Tanda-tanda gangguan pernafasan berupa :
a. Dispnue/hipernue/takipneu
b. Sianosis
c. Retraksi suprasternal / epigastrik / intercostals
d. Grunting expirasi
e. Mengorok ekspiratori
f. Pernapasan cuping hidung
g. Pernapasan kulit
Didapatkan gejala lain seperti :
a. Bradikardi
b. Hipotensi
c. Kardiomegali
d. Edema terutama didaerah dorsal tangan atau kaki
e. Hipotermi
f. Tonus otot yang menurun
Berdasarkan foto thorak, menurut kriteria Bomsel ada 4 stadium RDS yaitu :
·         Pertama, terdapat sedikit bercak retikulogranular dan sedikit bronchogram udara,
·         Kedua, bercak retikulogranular homogen pada kedua lapangan paru dan gambaran airbronchogram udara terlihat lebih jelas dan meluas sampai ke perifer menutupi bayangan jantung dengan penurunan aerasi paru.
·         Ketiga,alveoli yang kolaps bergabung sehingga kedua lapangan paru terlihat lebih opaque dan bayangan jantung hampir tak terlihat, bronchogram udara lebih luas.
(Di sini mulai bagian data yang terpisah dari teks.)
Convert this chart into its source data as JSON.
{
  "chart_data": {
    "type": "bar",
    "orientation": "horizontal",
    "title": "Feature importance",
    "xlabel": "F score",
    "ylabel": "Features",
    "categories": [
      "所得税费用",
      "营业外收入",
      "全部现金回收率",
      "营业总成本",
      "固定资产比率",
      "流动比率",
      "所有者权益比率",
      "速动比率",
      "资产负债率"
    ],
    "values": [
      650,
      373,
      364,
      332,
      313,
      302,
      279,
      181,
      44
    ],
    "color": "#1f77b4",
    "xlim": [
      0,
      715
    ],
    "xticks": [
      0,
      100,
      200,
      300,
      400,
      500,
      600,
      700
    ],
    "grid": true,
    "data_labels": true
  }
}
·         Keempat, seluruh thorax sangat opaque ( white lung ) sehingga jantung tak dapat dilihat.

2.3.5.  Komplikasi
           Komplikasi jangka pendek dapat terjadi :
1.  Kebocoran alveoli : Apabila dicurigai terjadi kebocoran udara ( pneumothorak, pneumomediastinum, pneumopericardium, emfisema intersisiel ), pada bayi dengan RDS yang tiba-tiba memburuk dengan gejala klinikal hipotensi, apnea, atau bradikardi atau adanya asidosis yang menetap.
2.  Jangkitan penyakit kerana keadaan penderita yang memburuk dan adanya perubahan jumlah leukosit dan thrombositopeni. Infeksi dapat timbul kerana tindakan invasiv seperti pemasangan jarum vena, kateter, dan alat-alat respirasi.
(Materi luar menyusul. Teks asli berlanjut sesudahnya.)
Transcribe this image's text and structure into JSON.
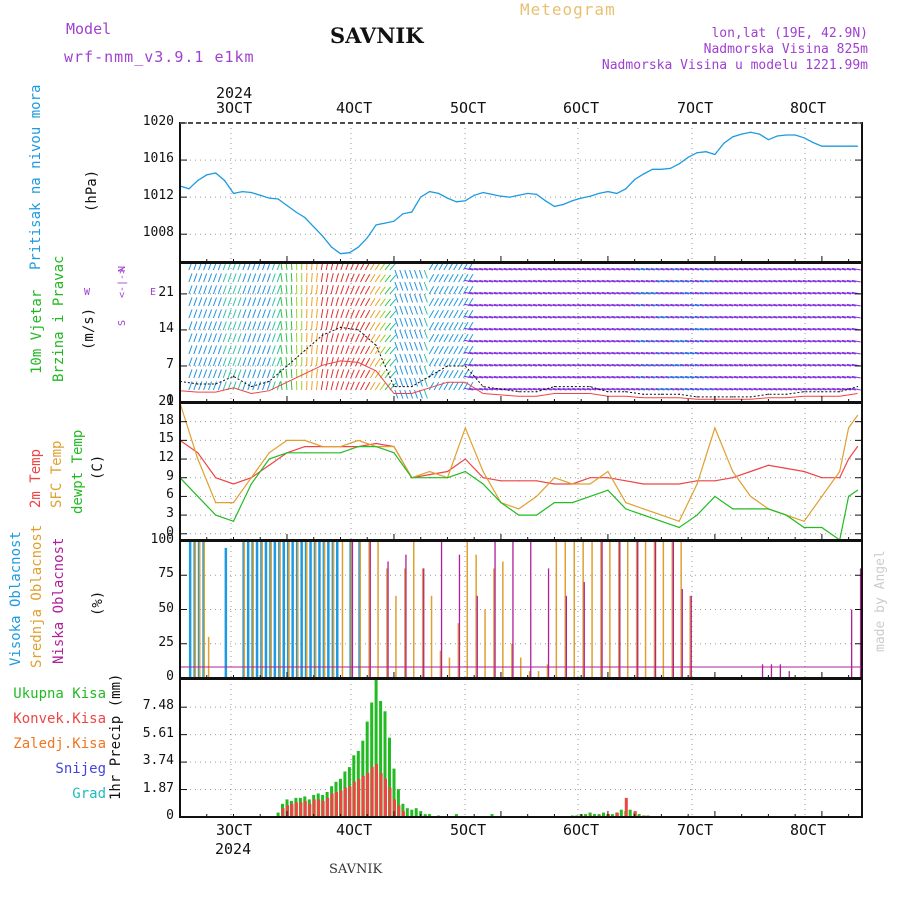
{
  "header": {
    "model_label": "Model",
    "model_name": "wrf-nmm_v3.9.1 e1km",
    "station": "SAVNIK",
    "meteogram": "Meteogram",
    "lonlat": "lon,lat (19E, 42.9N)",
    "altitude": "Nadmorska Visina 825m",
    "model_altitude": "Nadmorska Visina u modelu 1221.99m",
    "year_top": "2024",
    "year_bottom": "2024",
    "footer_station": "SAVNIK",
    "credit": "made by Angel"
  },
  "colors": {
    "pressure": "#1e9be0",
    "wind_label": "#22b922",
    "temp2m": "#ee4444",
    "sfc": "#e0a030",
    "dew": "#22bb22",
    "high_cloud": "#1e9be0",
    "mid_cloud": "#e0a030",
    "low_cloud": "#b0209a",
    "total_precip": "#22bb22",
    "conv_precip": "#ee4444",
    "frozen": "#ee7722",
    "snow": "#4444dd",
    "hail": "#22bbbb",
    "purple_text": "#a040d0",
    "gold_text": "#e8c070"
  },
  "time_axis": {
    "labels": [
      "3OCT",
      "4OCT",
      "5OCT",
      "6OCT",
      "7OCT",
      "8OCT"
    ]
  },
  "panels": {
    "pressure": {
      "label": "Pritisak na nivou mora",
      "unit": "(hPa)",
      "yticks": [
        "1008",
        "1012",
        "1016",
        "1020"
      ]
    },
    "wind": {
      "label1": "10m Vjetar",
      "label2": "Brzina i Pravac",
      "unit": "(m/s)",
      "yticks": [
        "0",
        "7",
        "14",
        "21"
      ],
      "compass": {
        "n": "N",
        "s": "S",
        "w": "W",
        "e": "E",
        "glyph": "<-|->"
      }
    },
    "temp": {
      "label1": "2m Temp",
      "label2": "SFC Temp",
      "label3": "dewpt Temp",
      "unit": "(C)",
      "yticks": [
        "0",
        "3",
        "6",
        "9",
        "12",
        "15",
        "18",
        "21"
      ]
    },
    "cloud": {
      "label1": "Visoka Oblacnost",
      "label2": "Srednja Oblacnost",
      "label3": "Niska Oblacnost",
      "unit": "(%)",
      "yticks": [
        "0",
        "25",
        "50",
        "75",
        "100"
      ]
    },
    "precip": {
      "unit": "1hr Precip (mm)",
      "yticks": [
        "0",
        "1.87",
        "3.74",
        "5.61",
        "7.48"
      ],
      "legend": [
        "Ukupna Kisa",
        "Konvek.Kisa",
        "Zaledj.Kisa",
        "Snijeg",
        "Grad"
      ]
    }
  },
  "chart_data": [
    {
      "type": "line",
      "name": "pressure",
      "x_unit": "hours from 2 Oct 13:00 UTC",
      "x": [
        0,
        2,
        4,
        6,
        8,
        10,
        12,
        14,
        16,
        18,
        20,
        22,
        24,
        26,
        28,
        30,
        32,
        34,
        36,
        38,
        40,
        42,
        44,
        46,
        48,
        50,
        52,
        54,
        56,
        58,
        60,
        62,
        64,
        66,
        68,
        70,
        72,
        74,
        76,
        78,
        80,
        82,
        84,
        86,
        88,
        90,
        92,
        94,
        96,
        98,
        100,
        102,
        104,
        106,
        108,
        110,
        112,
        114,
        116,
        118,
        120,
        122,
        124,
        126,
        128,
        130,
        132,
        134,
        136,
        138,
        140,
        142,
        144,
        146,
        148,
        150,
        152
      ],
      "y": [
        1013.2,
        1012.9,
        1013.8,
        1014.4,
        1014.6,
        1013.8,
        1012.4,
        1012.6,
        1012.5,
        1012.2,
        1011.9,
        1011.8,
        1011.1,
        1010.4,
        1009.8,
        1008.8,
        1007.8,
        1006.6,
        1005.9,
        1006.0,
        1006.6,
        1007.6,
        1009.0,
        1009.2,
        1009.4,
        1010.2,
        1010.4,
        1012.0,
        1012.6,
        1012.4,
        1011.9,
        1011.5,
        1011.6,
        1012.2,
        1012.5,
        1012.3,
        1012.1,
        1012.0,
        1012.2,
        1012.4,
        1012.3,
        1011.6,
        1011.0,
        1011.2,
        1011.6,
        1011.9,
        1012.1,
        1012.4,
        1012.6,
        1012.4,
        1012.9,
        1013.9,
        1014.5,
        1015.0,
        1015.0,
        1015.1,
        1015.6,
        1016.3,
        1016.8,
        1016.9,
        1016.6,
        1017.8,
        1018.5,
        1018.8,
        1019.0,
        1018.8,
        1018.2,
        1018.6,
        1018.7,
        1018.7,
        1018.4,
        1017.9,
        1017.5,
        1017.5,
        1017.5,
        1017.5,
        1017.5
      ],
      "ylim": [
        1005,
        1020
      ],
      "yticks": [
        1008,
        1012,
        1016,
        1020
      ],
      "grid": true
    },
    {
      "type": "line",
      "name": "wind",
      "x_unit": "hours from 2 Oct 13:00 UTC",
      "x": [
        0,
        4,
        8,
        12,
        16,
        20,
        24,
        28,
        32,
        36,
        40,
        44,
        48,
        52,
        56,
        60,
        64,
        68,
        72,
        76,
        80,
        84,
        88,
        92,
        96,
        100,
        104,
        108,
        112,
        116,
        120,
        124,
        128,
        132,
        136,
        140,
        144,
        148,
        152
      ],
      "y": [
        4,
        3.5,
        3.5,
        5,
        3,
        4,
        7,
        10,
        13,
        14.5,
        14,
        11,
        3,
        3,
        5,
        7,
        7,
        3,
        2.5,
        2,
        2,
        3,
        3,
        3,
        2,
        2,
        1.5,
        1.5,
        1.5,
        1,
        1,
        1,
        1,
        1.5,
        1.5,
        2,
        2,
        2,
        3
      ],
      "ylim": [
        0,
        27
      ],
      "yticks": [
        0,
        7,
        14,
        21
      ],
      "grid": true
    },
    {
      "type": "line",
      "x_unit": "hours from 2 Oct 13:00 UTC",
      "series": [
        {
          "name": "2m Temp",
          "x": [
            0,
            4,
            8,
            12,
            16,
            20,
            24,
            28,
            32,
            36,
            40,
            44,
            48,
            52,
            56,
            60,
            64,
            68,
            72,
            76,
            80,
            84,
            88,
            92,
            96,
            100,
            104,
            108,
            112,
            116,
            120,
            124,
            128,
            132,
            136,
            140,
            144,
            148,
            150,
            152
          ],
          "y": [
            15,
            13,
            9,
            8,
            9,
            11,
            13,
            14,
            14,
            14,
            14,
            14.5,
            14,
            9,
            9.5,
            10,
            12,
            9,
            8.5,
            8.5,
            8.5,
            8,
            8,
            9,
            9,
            8.5,
            8,
            8,
            8,
            8.5,
            8.5,
            9,
            10,
            11,
            10.5,
            10,
            9,
            9,
            12,
            14
          ]
        },
        {
          "name": "SFC Temp",
          "x": [
            0,
            4,
            8,
            12,
            16,
            20,
            24,
            28,
            32,
            36,
            40,
            44,
            48,
            52,
            56,
            60,
            64,
            68,
            72,
            76,
            80,
            84,
            88,
            92,
            96,
            100,
            104,
            108,
            112,
            116,
            120,
            124,
            128,
            132,
            136,
            140,
            144,
            148,
            150,
            152
          ],
          "y": [
            21,
            12,
            5,
            5,
            9,
            13,
            15,
            15,
            14,
            14,
            15,
            14,
            14,
            9,
            10,
            9,
            17,
            10,
            5,
            4,
            6,
            9,
            8,
            8,
            10,
            5,
            4,
            3,
            2,
            8,
            17,
            10,
            6,
            4,
            3,
            2,
            6,
            10,
            17,
            19
          ]
        },
        {
          "name": "dewpt Temp",
          "x": [
            0,
            4,
            8,
            12,
            16,
            20,
            24,
            28,
            32,
            36,
            40,
            44,
            48,
            52,
            56,
            60,
            64,
            68,
            72,
            76,
            80,
            84,
            88,
            92,
            96,
            100,
            104,
            108,
            112,
            116,
            120,
            124,
            128,
            132,
            136,
            140,
            144,
            148,
            150,
            152
          ],
          "y": [
            9,
            6,
            3,
            2,
            8,
            12,
            13,
            13,
            13,
            13,
            14,
            14,
            13,
            9,
            9,
            9,
            10,
            8,
            5,
            3,
            3,
            5,
            5,
            6,
            7,
            4,
            3,
            2,
            1,
            3,
            6,
            4,
            4,
            4,
            3,
            1,
            1,
            -1,
            6,
            7
          ]
        }
      ],
      "ylim": [
        -1,
        21
      ],
      "yticks": [
        0,
        3,
        6,
        9,
        12,
        15,
        18,
        21
      ],
      "grid": true
    },
    {
      "type": "bar",
      "x_unit": "hours from 2 Oct 13:00 UTC",
      "series": [
        {
          "name": "Visoka Oblacnost",
          "x": [
            2,
            3,
            4,
            5,
            10,
            14,
            15,
            16,
            17,
            18,
            19,
            20,
            21,
            22,
            23,
            24,
            25,
            26,
            27,
            28,
            29,
            30,
            31,
            32,
            33,
            34,
            35,
            38,
            40
          ],
          "y": [
            100,
            100,
            100,
            100,
            95,
            100,
            100,
            100,
            100,
            100,
            100,
            100,
            100,
            100,
            100,
            100,
            100,
            100,
            100,
            100,
            100,
            100,
            100,
            100,
            100,
            100,
            100,
            100,
            100
          ]
        },
        {
          "name": "Srednja Oblacnost",
          "x": [
            3,
            4,
            5,
            6,
            14,
            16,
            18,
            20,
            22,
            24,
            26,
            28,
            30,
            32,
            34,
            36,
            38,
            40,
            42,
            44,
            46,
            48,
            50,
            52,
            54,
            56,
            58,
            60,
            62,
            64,
            66,
            68,
            70,
            72,
            74,
            76,
            78,
            80,
            82,
            84,
            86,
            88,
            90,
            92,
            94,
            96,
            98,
            100,
            102,
            104,
            106,
            108,
            110,
            112,
            114
          ],
          "y": [
            100,
            100,
            100,
            30,
            100,
            100,
            100,
            100,
            100,
            100,
            100,
            100,
            100,
            100,
            100,
            100,
            100,
            100,
            100,
            100,
            80,
            60,
            80,
            100,
            80,
            60,
            20,
            15,
            40,
            100,
            90,
            50,
            80,
            85,
            25,
            15,
            5,
            5,
            10,
            100,
            100,
            100,
            100,
            100,
            100,
            100,
            100,
            100,
            100,
            100,
            100,
            100,
            100,
            100,
            60
          ]
        },
        {
          "name": "Niska Oblacnost",
          "x": [
            38,
            42,
            46,
            50,
            54,
            58,
            62,
            66,
            70,
            74,
            78,
            82,
            86,
            90,
            94,
            98,
            102,
            106,
            110,
            112,
            114,
            130,
            132,
            134,
            136,
            150,
            152
          ],
          "y": [
            100,
            100,
            85,
            90,
            80,
            100,
            90,
            60,
            100,
            100,
            100,
            80,
            60,
            70,
            100,
            100,
            100,
            100,
            100,
            65,
            60,
            10,
            10,
            10,
            5,
            50,
            80
          ]
        }
      ],
      "ylim": [
        0,
        100
      ],
      "yticks": [
        0,
        25,
        50,
        75,
        100
      ],
      "grid": true
    },
    {
      "type": "bar",
      "x_unit": "hours from 2 Oct 13:00 UTC",
      "series": [
        {
          "name": "Ukupna Kisa",
          "x": [
            22,
            23,
            24,
            25,
            26,
            27,
            28,
            29,
            30,
            31,
            32,
            33,
            34,
            35,
            36,
            37,
            38,
            39,
            40,
            41,
            42,
            43,
            44,
            45,
            46,
            47,
            48,
            49,
            50,
            51,
            52,
            53,
            54,
            55,
            56,
            58,
            62,
            70,
            88,
            89,
            90,
            91,
            92,
            93,
            94,
            95,
            96,
            97,
            98,
            99,
            100,
            101,
            102,
            103,
            104,
            105
          ],
          "y": [
            0.3,
            0.9,
            1.2,
            1.1,
            1.3,
            1.3,
            1.4,
            1.2,
            1.5,
            1.6,
            1.5,
            1.7,
            2.1,
            2.4,
            2.6,
            3.1,
            3.4,
            4.2,
            4.5,
            5.2,
            6.5,
            7.8,
            9.4,
            7.9,
            7.2,
            5.4,
            3.3,
            1.9,
            0.9,
            0.6,
            0.5,
            0.6,
            0.4,
            0.2,
            0.2,
            0.1,
            0.2,
            0.2,
            0.1,
            0.1,
            0.2,
            0.2,
            0.3,
            0.2,
            0.2,
            0.3,
            0.2,
            0.2,
            0.3,
            0.5,
            0.4,
            0.5,
            0.3,
            0.2,
            0.1,
            0.1
          ]
        },
        {
          "name": "Konvek.Kisa",
          "x": [
            23,
            24,
            25,
            26,
            27,
            28,
            29,
            30,
            31,
            32,
            33,
            34,
            35,
            36,
            37,
            38,
            39,
            40,
            41,
            42,
            43,
            44,
            45,
            46,
            47,
            48,
            49,
            50,
            90,
            92,
            94,
            96,
            98,
            100,
            102,
            104
          ],
          "y": [
            0.6,
            0.8,
            0.9,
            1.0,
            1.0,
            1.1,
            0.9,
            1.2,
            1.2,
            1.1,
            1.3,
            1.6,
            1.7,
            1.8,
            2.0,
            2.1,
            2.4,
            2.6,
            2.8,
            3.0,
            3.4,
            3.6,
            3.0,
            2.6,
            2.0,
            1.2,
            0.8,
            0.4,
            0.1,
            0.1,
            0.1,
            0.2,
            0.3,
            1.3,
            0.4,
            0.1
          ]
        }
      ],
      "ylim": [
        0,
        9.4
      ],
      "yticks": [
        0,
        1.87,
        3.74,
        5.61,
        7.48
      ],
      "grid": true
    }
  ]
}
3. Perdarahan intrakranial dan leukomalacia periventrikular : perdarahan intraventrikuler terjadi pada 20-40% bayi prematur dengan frekuensi terbanyak pada bayi RDS dengan ventilasi mekanik.
4.  PDA dengan peningkatan shunting dari kiri ke kanan merupakan komplikasi bayi dengan RDS terutama pada bayi yang dihentikan terapi surfaktannya.
Komplikasi jangka panjang dapat disebabkan oleh keracunan oksigen, tekanan yang tinggi dalam paru, memberatkan penyakit dan kekurangan oksigen yang menuju ke otak dan organ lain.
Komplikasi jangka panjang yang sering terjadi :
1. Bronchopulmonary Dysplasia (BPD): merupakan penyakit paru kronik yang disebabkan pemakaian oksigen pada bayi dengan masa gestasi 36 minggu. BPD berhubungan dengan tingginya volume dan tekanan yang digunakan pada waktu menggunakan ventilasi mekanik, adanya infeksi, inflamasi, dan defisiensi vitamin A. Insiden BPD meningkat dengan menurunnya masa gestasi.
2.  Retinopathy prematur Kegagalan fungsi neurologi, terjadi sekitar 10-70% bayi yang berhubungan dengan masa gestasi, adanya hipoxia, komplikasi intrakranial, dan adanya infeksi.

2.3.6.   Asuhan pada BBL dengan RDS
1.   Pengkajian
1.  Data Demografi ( Nama Anak, jenis kelamin, nama orang tua, pekerjaan orang tua, alamat, pendidikan terakhir, agama, suku dsb.)
2. Lakukan pengkajian fisik bayu baru lahir dan pengkajian gestasi.
3. Lakukan pengkajian sistemik, dengan penekanan kusus pada pengkajian pernafasan.
4.  Observasi adanya manifestasi RDS :
- Dispnue/hipernue/takipneu
- Sianosis
- Retraksi suprasternal / epigastrik / intercostals
- Grunting expirasi
- Mengorok ekspiratori
- Pernapasan cuping hidung\
- Pernapasan kulit
Bila penyakit berlanjut :
-Lemah dan lesu
-Tidak responsive
-Sering mengalami episode apneu
-Penurunan bunyi napas gangguan termoregulasi
Penyakit yang berat berhubungan dengan hal berikut :
Keadaan seperti syok
Penurunan curah jantung
Rendahnya tekanan darah sistemik
Bantu saat prosedur dan tes-tes, (mis radiografi, analisis gas darah)

2.  Diagnosa Keperawatan
1.  Inefektif pola nafas b.d adanya penumpukan lendir pada jalan nafas.
2.  Gangguan perfusi jaringan b.d kurangnya oksigenasi keotak
3.  Defisit volume cairan b.d meningkatnya metabolisme
4.  Nutrisi kurang dari kebutuhan b.d intake yang tidak adekuat
5. Resiko terjadinya infeksi pada tali pusat b.d invasi kuman patogen kedalam tubuh
6. Kecemasan ortu b.d kurang pengetahuan ortu tentang kondisi bayi.